Niewinni Czarodzieje

Chcesz zobaczyć jak wyglądały spódnice w latach 50? Chcesz usiąść przy stoliku, przy którym siadał Tyrmand?A może wolisz zatańczyć w rytmie „szemranego tanga"? Od czwartku trwa druga edycja festiwalu Niewinni Czarodzieje Warszawa 56

Chcesz zobaczyć jak wyglądały spódnice w latach 50? Chcesz usiąść przy stoliku, przy którym siadał Tyrmand?
A może wolisz zatańczyć w rytmie „szemranego tanga"? Od czwartku trwa druga edycja festiwalu Niewinni Czarodzieje Warszawa 56/07 poświęconego Tyrmandowi, Komedzie i Polańskiemu.
.
Festiwal ma pokazać jak blisko jest dzisiejszym młodym ludziom do młodych ludzi z lat 50. Przez cztery dni możemy podglądać życie i rozrywki sprzed połowy wieku. Organizatorzy, czyli Muzeum Powstania Warszawskiego i Instytut Stefana Starzyńskiego przygotowali dla nas możliwość dotknięcia różnych aspektów życia tego czasu. Wystawa fotografii Eustachego Kossakowskiego i Tadeusza Rolkego przybliży nam ulice Warszawy lat 50. Dowiemy się, co należało na siebie włożyć, by zadawać szyku (warsztaty z Barbarą Hoffi Tadeuszem Rolkę), przejdziemy się po popularnych kawiarniach (spacer z Jarosławem Trybusiem), pójdziemy na nocny maraton filmowy (m.in. na „Do widzenia, dojutra") lub nauczymy się tańczyć popularne wówczas tańce (w Centrum Artystycznym, Konopnickiej 6).

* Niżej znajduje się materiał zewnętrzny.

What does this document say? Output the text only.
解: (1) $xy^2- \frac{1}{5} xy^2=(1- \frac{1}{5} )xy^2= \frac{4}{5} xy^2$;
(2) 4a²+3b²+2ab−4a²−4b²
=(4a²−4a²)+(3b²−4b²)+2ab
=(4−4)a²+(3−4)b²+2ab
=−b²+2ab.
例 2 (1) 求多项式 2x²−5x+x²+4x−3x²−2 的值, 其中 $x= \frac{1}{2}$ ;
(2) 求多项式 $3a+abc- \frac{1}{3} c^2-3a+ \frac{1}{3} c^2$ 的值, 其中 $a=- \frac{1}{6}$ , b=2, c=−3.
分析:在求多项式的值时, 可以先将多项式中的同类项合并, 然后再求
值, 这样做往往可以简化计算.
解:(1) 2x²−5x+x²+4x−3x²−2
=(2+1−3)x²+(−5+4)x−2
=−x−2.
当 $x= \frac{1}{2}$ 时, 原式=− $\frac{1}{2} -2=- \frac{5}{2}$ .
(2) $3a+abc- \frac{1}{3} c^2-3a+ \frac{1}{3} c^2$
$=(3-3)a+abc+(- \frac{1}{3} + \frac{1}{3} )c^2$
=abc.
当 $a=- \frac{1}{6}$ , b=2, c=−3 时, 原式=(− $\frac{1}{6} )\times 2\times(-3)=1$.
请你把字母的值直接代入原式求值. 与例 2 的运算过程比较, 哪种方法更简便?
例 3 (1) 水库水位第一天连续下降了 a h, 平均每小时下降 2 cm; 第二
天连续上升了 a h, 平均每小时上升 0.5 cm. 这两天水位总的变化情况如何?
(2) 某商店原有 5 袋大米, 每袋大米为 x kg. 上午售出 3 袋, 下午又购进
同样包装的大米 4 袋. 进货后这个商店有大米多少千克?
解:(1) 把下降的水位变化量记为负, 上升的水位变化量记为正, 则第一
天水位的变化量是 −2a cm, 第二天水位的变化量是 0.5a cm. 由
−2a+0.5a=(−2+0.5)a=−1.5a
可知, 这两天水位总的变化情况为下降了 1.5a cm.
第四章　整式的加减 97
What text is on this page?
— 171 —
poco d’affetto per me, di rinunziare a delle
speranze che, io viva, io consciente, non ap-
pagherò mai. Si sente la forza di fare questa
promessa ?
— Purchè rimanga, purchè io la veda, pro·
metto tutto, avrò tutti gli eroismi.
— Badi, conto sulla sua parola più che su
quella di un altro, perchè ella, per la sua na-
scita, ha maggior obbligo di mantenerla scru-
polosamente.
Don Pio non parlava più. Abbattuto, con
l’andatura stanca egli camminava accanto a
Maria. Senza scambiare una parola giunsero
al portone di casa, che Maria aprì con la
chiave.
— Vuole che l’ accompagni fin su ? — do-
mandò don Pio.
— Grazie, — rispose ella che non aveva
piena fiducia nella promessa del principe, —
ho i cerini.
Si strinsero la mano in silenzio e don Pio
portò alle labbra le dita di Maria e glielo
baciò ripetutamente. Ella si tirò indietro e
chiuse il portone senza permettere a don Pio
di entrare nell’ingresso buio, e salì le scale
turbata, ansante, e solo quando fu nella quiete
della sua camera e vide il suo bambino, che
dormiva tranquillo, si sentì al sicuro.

Organizatorzy chcą również pokazać nam, jak dzisiejsi młodzi artyści widzą sztukę tamtych lat. Maria Peszek zaśpiewa utwory Krzysztofa Komedy w nowych aranżacjach, a Monika Grochowska pokaże drugą część widowiska „Co złego to my" - tym razem w dawnej bibliotece na Okólniku.
Przygotowano także atrakcje dla dzieci. W niedzielny poranek warto wybrać się do klubokawiarni Chłodna 25 na projekcję bajek kliszowych.